Why the lateral habenula?

They chose the lateral habenula because of a small earlier study in which electrical stimulation of this region caused symptomatic improvement in patients with depression who failed to show a favorable response to other therapies. This area has been under the scanner in recent research because of its connectivity to other neurochemical systems, such as brain regions where neurotransmitters like dopamine and serotonin are produced. These, and similar molecules, are known to be part of the depression syndrome. In fact, most patients with depression receive serotonin reuptake inhibitors (SRIs) to increase the level of serotonin in these areas, and thus elevate the mood.

Neurons in the lateral habenula (LHb) of the mouse brain send projections to the ventral tegmental area (VTA) and dorsal raphe nucleus (DR), two brain regions responsible for dopamine (DA) and serotonin (5-HT) release, respectively. Imbalances in dopamine and serotonin levels in the brain are associated with depression. (Image courtesy of Stephan Lammel)

In the current experiment, the researchers found that when the mice were exposed to chronic stress, the lateral habenula cells became excessively activated, firing off too many signals. However, this neural activity was associated only with marked reduction in behaviors that required motivation, rather than with anxious or anhedonic behavior. This was thus a marker for just one symptom of depression.

They then went on to look very carefully at the way the cells were firing, which cells were involved, how the connections were formed between the neurons, and the type of circuits that were operating – in response to long-term stress in the same mice that showed evidence of loss of motivation. This led to their collaboration with other scientists to result in the uncovering of overexpressed genes in this area in addition to cell-level alterations in neural function.

In other words, an increased level of expression of certain genes in the lateral habenula in response to chronic stress was associated with lower motivation levels.
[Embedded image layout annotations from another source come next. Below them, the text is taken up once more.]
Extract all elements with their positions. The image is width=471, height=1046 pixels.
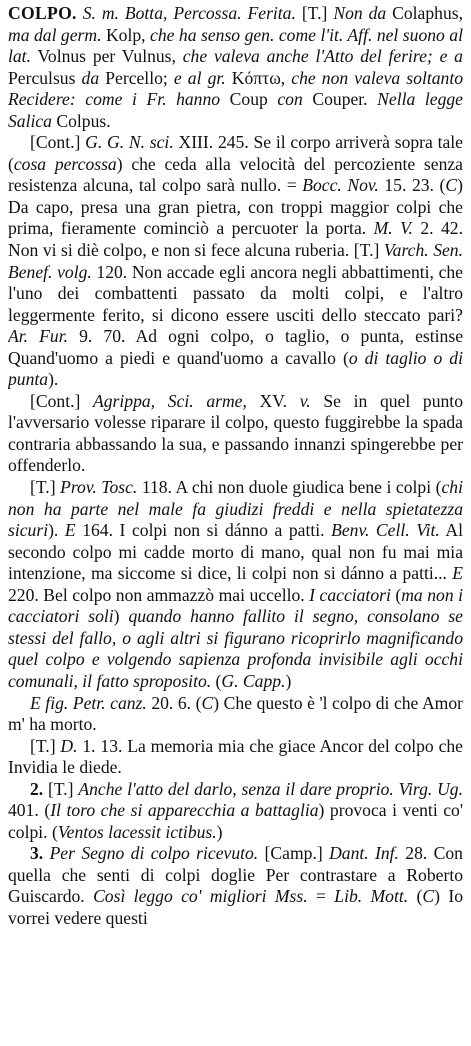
text-segment: 220. Bel colpo non ammazzò mai uccello. (8, 584, 310, 605)
dictionary-page (8, 0, 463, 1043)
text-segment: ) Da capo, presa una gran pietra, con troppi maggior colpi che prima, fieramente cominciò a percuoter la porta. (8, 175, 463, 239)
text-segment: Perculsus (8, 67, 82, 88)
text-segment: Agrippa, Sci. arme, (93, 390, 247, 411)
text-segment: E (452, 563, 463, 584)
text-segment: = (307, 886, 335, 907)
entry-prov-tosc (8, 477, 463, 692)
text-segment: da (81, 67, 100, 88)
text-segment: Couper. (302, 89, 378, 110)
text-segment: ) (285, 670, 292, 691)
text-segment: C (201, 692, 214, 713)
text-segment: che non valeva soltanto Recidere: come i Fr. hanno (8, 67, 463, 110)
text-segment: 2. 42. Non vi si diè colpo, e non si fece alcuna ruberia. [T.] (8, 218, 463, 261)
entry-main (8, 3, 463, 132)
text-segment: XV. (246, 390, 300, 411)
text-segment: [T.] (30, 477, 61, 498)
text-segment: E fig. Petr. canz. (30, 692, 147, 713)
text-segment: Prov. Tosc. (60, 477, 138, 498)
text-segment: Kolp, (101, 24, 151, 45)
text-segment: ) Che questo è 'l colpo di che Amor m' ha morto. (8, 692, 463, 735)
text-segment: I cacciatori (309, 584, 391, 605)
entry-sense-2 (8, 779, 463, 844)
text-segment: ma dal germ. (8, 24, 102, 45)
text-segment: chi non ha parte nel male fa giudizi freddi e nella spietatezza sicuri (8, 477, 463, 541)
text-segment: XIII. 245. Se il corpo arriverà sopra tale ( (8, 132, 463, 174)
entry-cont-agrippa (8, 391, 463, 477)
text-segment: [Cont.] (30, 132, 86, 153)
text-segment: 28. Con quella che senti di colpi doglie Per contrastare a Roberto Guiscardo. (8, 843, 463, 907)
text-segment: ) che ceda alla velocità del percoziente senza resistenza alcuna, tal colpo sarà nullo. = (8, 153, 463, 196)
text-segment: Colaphus, (386, 3, 463, 23)
text-segment: v. (299, 390, 311, 411)
text-segment: Volnus per Vulnus, (30, 46, 183, 67)
text-segment: Colpus. (51, 110, 111, 131)
text-segment: che ha senso gen. come l'it. Aff. nel suono al lat. (8, 24, 463, 67)
text-segment: 15. 23. ( (378, 175, 446, 196)
text-segment: [Camp.] (258, 843, 330, 864)
text-segment: Benv. Cell. Vit. (331, 520, 440, 541)
text-segment: M. V. (373, 218, 413, 239)
text-segment: 164. I colpi non si dánno a patti. (75, 520, 332, 541)
text-segment: Varch. Sen. Benef. volg. (8, 240, 463, 282)
text-segment: G. G. N. sci. (85, 132, 174, 153)
text-segment: S. m. Botta, Percossa. Ferita. (76, 3, 296, 23)
text-segment: Non da (333, 3, 387, 23)
text-segment: ( (390, 584, 402, 605)
text-segment: e al gr. (173, 67, 226, 88)
text-segment: D. (60, 735, 78, 756)
text-segment: [T.] (295, 3, 334, 23)
entry-fig-petr (8, 693, 463, 736)
text-segment: 9. 70. Ad ogni colpo, o taglio, o punta, estinse Quand'uomo a piedi e quand'uomo a cavallo ( (8, 326, 463, 368)
text-segment: Nella legge Salica (8, 89, 463, 131)
text-segment: Κόπτω, (225, 67, 292, 88)
text-segment: Bocc. Nov. (302, 175, 379, 196)
text-segment: [T.] (30, 735, 61, 756)
text-segment: o di taglio o di punta (8, 347, 463, 390)
text-segment: Anche l'atto del darlo, senza il dare proprio. Virg. Ug. (78, 778, 463, 799)
text-segment: cosa percossa (13, 153, 117, 174)
text-segment: COLPO. (8, 3, 77, 23)
text-segment: Ventos lacessit ictibus. (57, 821, 217, 842)
text-segment: Coup (220, 89, 278, 110)
text-segment: Così leggo co' migliori Mss. (93, 886, 308, 907)
text-segment: 118. A chi non duole giudica bene i colpi ( (137, 477, 442, 498)
text-segment: quando hanno fallito il segno, consolano se stessi del fallo, o agli altri si figurano ricoprirlo magnificando quel colpo e volgendo sapienza profonda invisibile agli occhi comunali, il fatto sproposito. (8, 606, 463, 691)
text-segment: [T.] (43, 778, 79, 799)
text-segment: 2. (30, 778, 44, 799)
text-segment: 401. ( (8, 800, 51, 821)
text-segment: C (422, 886, 435, 907)
text-segment: Il toro che si apparecchia a battaglia (50, 800, 319, 821)
text-segment: ( (211, 670, 222, 691)
text-segment: ) (216, 821, 223, 842)
text-segment: Se in quel punto l'avversario volesse riparare il colpo, questo fuggirebbe la spada contraria abbassando la sua, e passando innanzi spingerebbe per offenderlo. (8, 390, 463, 476)
text-segment: [Cont.] (30, 390, 94, 411)
text-segment: che valeva anche l'Atto del ferire; e a (182, 46, 463, 67)
text-segment: 1. 13. La memoria mia che giace Ancor del colpo che Invidia le diede. (8, 735, 463, 778)
text-segment: E (64, 520, 76, 541)
text-segment: Per Segno di colpo ricevuto. (49, 843, 259, 864)
text-segment: ) (113, 606, 129, 627)
text-segment: 20. 6. ( (146, 692, 202, 713)
text-segment: con (277, 89, 303, 110)
entry-cont-ggn (8, 132, 463, 391)
text-segment: ) provoca i venti co' colpi. ( (8, 800, 463, 842)
text-segment: Ar. Fur. (8, 326, 68, 347)
entry-sense-3 (8, 843, 463, 929)
text-segment: ). (48, 369, 59, 390)
text-segment: 3. (30, 843, 44, 864)
text-segment: Percello; (99, 67, 174, 88)
text-segment: ( (408, 886, 423, 907)
text-segment: G. Capp. (221, 670, 286, 691)
text-segment: ma non i cacciatori soli (8, 584, 463, 627)
entry-dante (8, 736, 463, 779)
text-segment: C (445, 175, 458, 196)
text-segment: ). (48, 520, 65, 541)
text-segment: Al secondo colpo mi cadde morto di mano, qual non fu mai mia intenzione, ma siccome si dice, li colpi non si dánno a patti... (8, 520, 463, 584)
text-segment: Dant. Inf. (329, 843, 399, 864)
text-segment: ) Io vorrei vedere questi (8, 886, 463, 928)
text-segment: 120. Non accade egli ancora negli abbattimenti, che l'uno dei combattenti passato da molti colpi, e l'altro leggermente ferito, si dicono essere usciti dello steccato pari? (8, 261, 463, 325)
text-segment: Lib. Mott. (334, 886, 409, 907)
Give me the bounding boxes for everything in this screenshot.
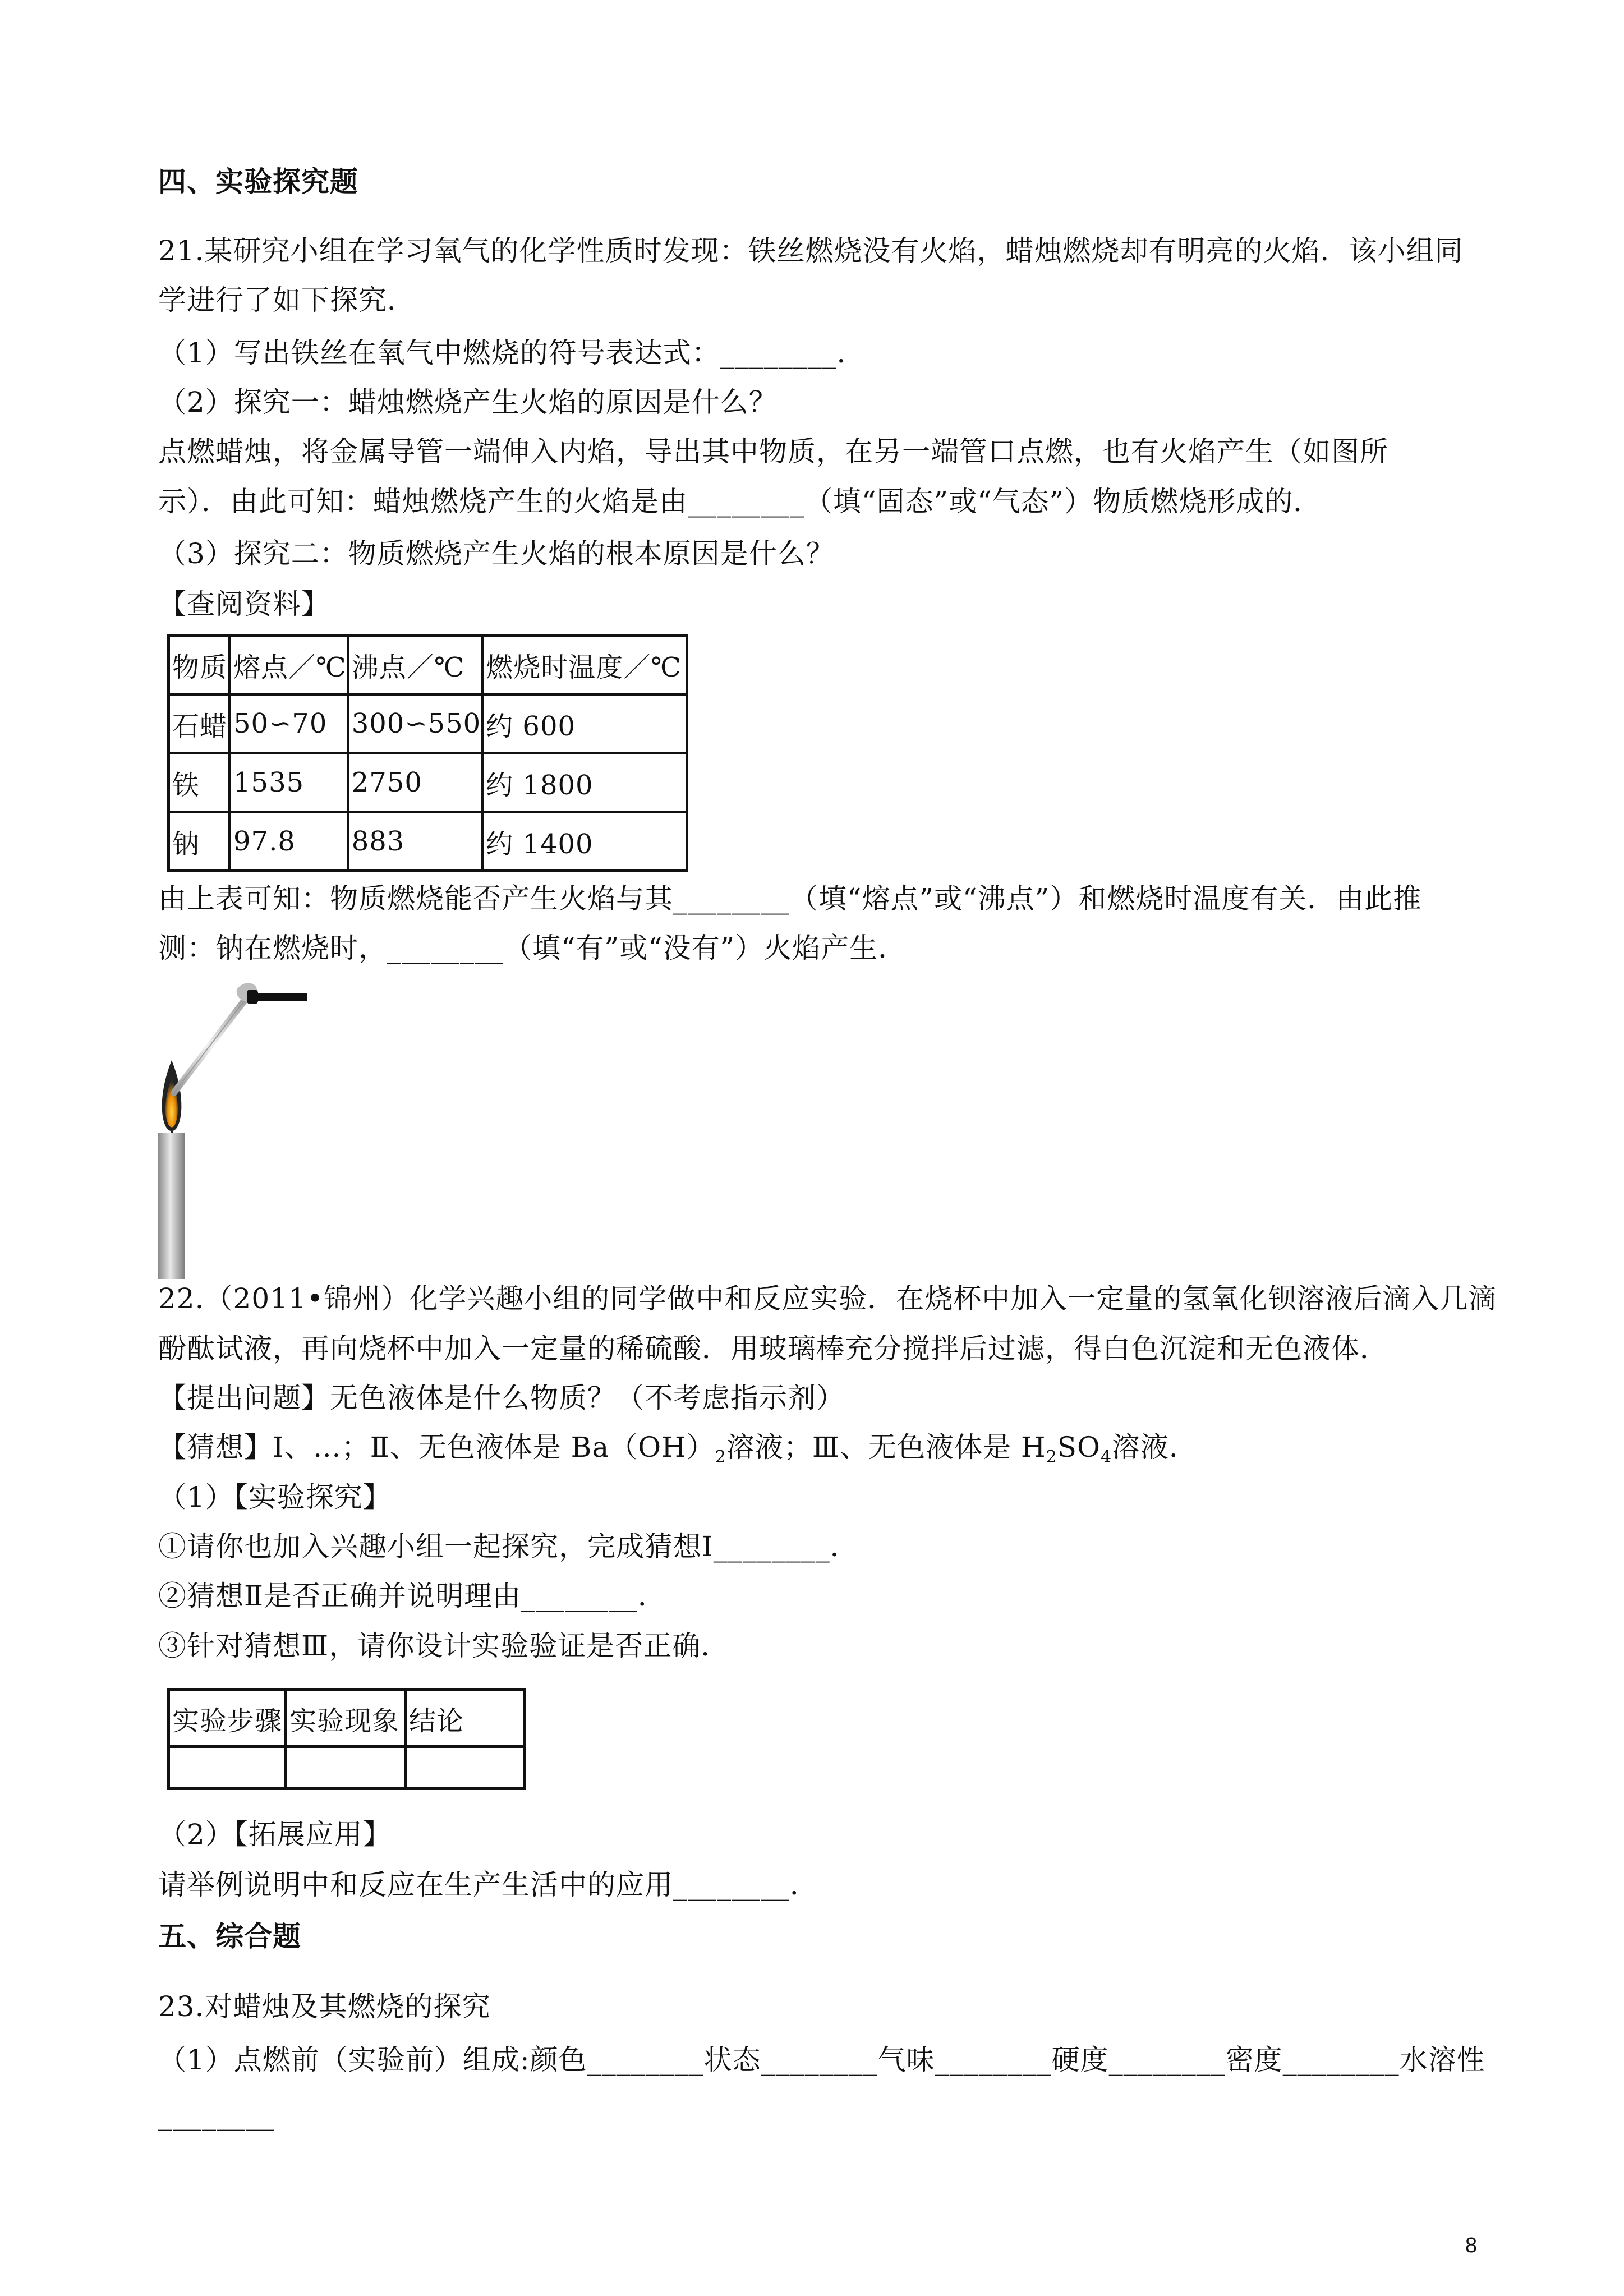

However, these genes are not linked to any other symptoms including anxiety or anhedonia.

Implications and future directions

The study is being followed up, to find out how deleting or partially suppressing these genes using CRISPR-Cas9 can help them distinguish those that are vital to this hyperactivity, and hence to the resulting lack of motivation. If they succeed, it could lead to the development of specific gene inhibitors that block these signals, restore normal activity to the lateral habenula cells, and bring back motivation to the affected mice.

In addition, they also want to see if they can detect any other signature changes accompanying other depressive features, notably anhedonia and anxiety. Their focus is on helping others in the field, both researchers and clinicians, see that depression is a umbrella term for a variety of disorders, and not just one illness. They emphasize the need for close communication and partnership between those in basic research and in clinical practice, since one can shape findings and actions in the other.

In Lammel’s words, “If we understand specifically how the brain changes in those animals with one certain type of symptom, there may be a way we can specifically reverse these symptoms. We think that our study could lay the foundation for guiding the development of the next generation of antidepressants that are tailored to specific depression symptoms.”